Wednesday 29 November 2017

Unexpected PHP/MySQL failure!

Somehow my life/code is never as simple as the examples on w3schools.

Once again I should to explain a lot of the context (and apologize for some of it) before I get to the point. But the short version is both the mysql and mysqli extensions seem to cast all mysql data as strings.

Normally this goes unnoticed when you're working with PHP - its dynamic type conversion handles all the bumps. But not this time.

I wrote an application for tracking data quality some time ago. This runs various rules against several large datasets and collects the exceptions in a single polymorphic table which looks something like:

rule VARCHAR(20)
yearmonth INTEGER
PK1 INTEGER
PK2 VARCHAR(30)
PK3 VARCHAR(30)
data CLOB
age INTEGER

Each row of output from each rule is stored in a record in this table. Periodically the historic data is deleted.

Yes, I confess I'm holding a structured opaque data blob in a relational database! But by synthesizing PK1, PK2 and PK3 from the rule data it means I can compare month on month outputs to get the age of the exception. And I have a reliable unique identifier for each record in the (very large) table.

All well and good. This is currently tracking 320 rules and the application maintains summary level data. It has been running for about 8 years. But users as *so* demanding! They wanted to see one of the rules (customer whose email addresses pass a regex check but fail MX lookup) decorated with information come a separate database. Not such a big deal. The application has the capability to mailmerge the output of one ruleset to create a query for another (clever, eh?). So all that was needed was a bit of configuration.

But now the story takes a twist. The number of records involved is.....lets just say a lot. This all runs on a very old version of MySQL (because that's how RHEL rolls its distro, and everyone hates systemd) which was originally configured to give great performance on low latency storage (i.e. MyISAM) but now runs on a SAN with very high latency (but massive bandwidth).

Because of these considerations, along with the fact that I rarely rebuild the indexes, joining the output of the two rules was HORRENDOUSLY slow.

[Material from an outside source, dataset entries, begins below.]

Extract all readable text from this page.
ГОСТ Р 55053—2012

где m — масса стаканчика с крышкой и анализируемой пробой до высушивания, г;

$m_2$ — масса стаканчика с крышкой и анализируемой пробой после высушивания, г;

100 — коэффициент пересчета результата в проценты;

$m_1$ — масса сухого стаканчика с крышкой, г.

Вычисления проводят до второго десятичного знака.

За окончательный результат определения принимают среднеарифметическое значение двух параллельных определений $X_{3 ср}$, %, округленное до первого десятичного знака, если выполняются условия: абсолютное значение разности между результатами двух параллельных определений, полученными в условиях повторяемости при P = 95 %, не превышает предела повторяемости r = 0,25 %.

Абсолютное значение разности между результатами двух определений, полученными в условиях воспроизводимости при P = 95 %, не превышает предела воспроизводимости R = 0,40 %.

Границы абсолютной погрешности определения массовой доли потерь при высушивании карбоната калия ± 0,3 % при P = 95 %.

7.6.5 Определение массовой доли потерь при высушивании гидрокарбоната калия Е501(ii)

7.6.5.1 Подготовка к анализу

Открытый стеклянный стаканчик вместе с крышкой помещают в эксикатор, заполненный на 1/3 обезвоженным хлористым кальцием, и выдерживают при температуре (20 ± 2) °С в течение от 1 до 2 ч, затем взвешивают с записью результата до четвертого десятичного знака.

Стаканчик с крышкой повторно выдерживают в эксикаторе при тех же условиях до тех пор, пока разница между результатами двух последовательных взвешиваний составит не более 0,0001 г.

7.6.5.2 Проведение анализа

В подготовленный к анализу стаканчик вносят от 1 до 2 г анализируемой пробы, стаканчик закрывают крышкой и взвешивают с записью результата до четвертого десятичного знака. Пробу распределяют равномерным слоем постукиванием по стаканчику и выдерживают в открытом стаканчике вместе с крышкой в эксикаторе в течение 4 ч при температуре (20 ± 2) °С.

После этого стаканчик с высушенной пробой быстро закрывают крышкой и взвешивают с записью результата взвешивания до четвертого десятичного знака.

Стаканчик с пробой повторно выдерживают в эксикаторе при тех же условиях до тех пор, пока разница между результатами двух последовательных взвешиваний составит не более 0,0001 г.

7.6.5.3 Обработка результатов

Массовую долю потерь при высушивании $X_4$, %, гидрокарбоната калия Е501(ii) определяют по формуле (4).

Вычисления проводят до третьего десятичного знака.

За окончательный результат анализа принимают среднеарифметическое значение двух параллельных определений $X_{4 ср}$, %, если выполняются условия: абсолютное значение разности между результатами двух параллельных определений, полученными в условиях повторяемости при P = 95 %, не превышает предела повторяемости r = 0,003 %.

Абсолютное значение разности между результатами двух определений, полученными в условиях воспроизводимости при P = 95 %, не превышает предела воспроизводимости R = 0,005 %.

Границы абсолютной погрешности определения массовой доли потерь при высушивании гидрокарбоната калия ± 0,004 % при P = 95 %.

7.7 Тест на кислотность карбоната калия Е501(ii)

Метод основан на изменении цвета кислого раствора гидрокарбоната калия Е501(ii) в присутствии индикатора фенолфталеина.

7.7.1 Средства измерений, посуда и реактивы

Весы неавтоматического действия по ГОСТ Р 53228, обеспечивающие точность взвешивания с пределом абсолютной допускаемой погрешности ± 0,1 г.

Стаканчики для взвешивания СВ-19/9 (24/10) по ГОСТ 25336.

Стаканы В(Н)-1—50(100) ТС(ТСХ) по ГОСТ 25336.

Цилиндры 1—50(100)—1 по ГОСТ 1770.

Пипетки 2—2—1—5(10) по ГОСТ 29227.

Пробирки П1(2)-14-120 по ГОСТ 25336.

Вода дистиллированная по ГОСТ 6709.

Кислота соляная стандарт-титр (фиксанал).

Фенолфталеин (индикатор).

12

Its supposed to be available at the click of a button, but I got bored waiting after one hour. This version of MySQL does not do merge joins. So I wrote my own in PHP. This took around 5 seconds to retrieve the data. But huge chunks of the data were missing! I eventually tracked this down to the fact that the mysql PHP extension was converting the PK1 integer attribute to a string. So "110" was greater than "1000" and my code was discarding lots of rows when trying to join the two datasets.

I can understand that there would be a cost if the library had to call back to the DBMS to get the type of each attribute in a resultset, but looking at the C API, it looks like the client lib is returning a correctly typed attribute, but the PHP engine is casting it as a string!

But, of course, the MySQL extension has long been deprecated. So I decided to see of MySQLi was similarly afflicted. After a brief diversion when I discovered about SO_PEERCRED I found that MySQLi does the same thing.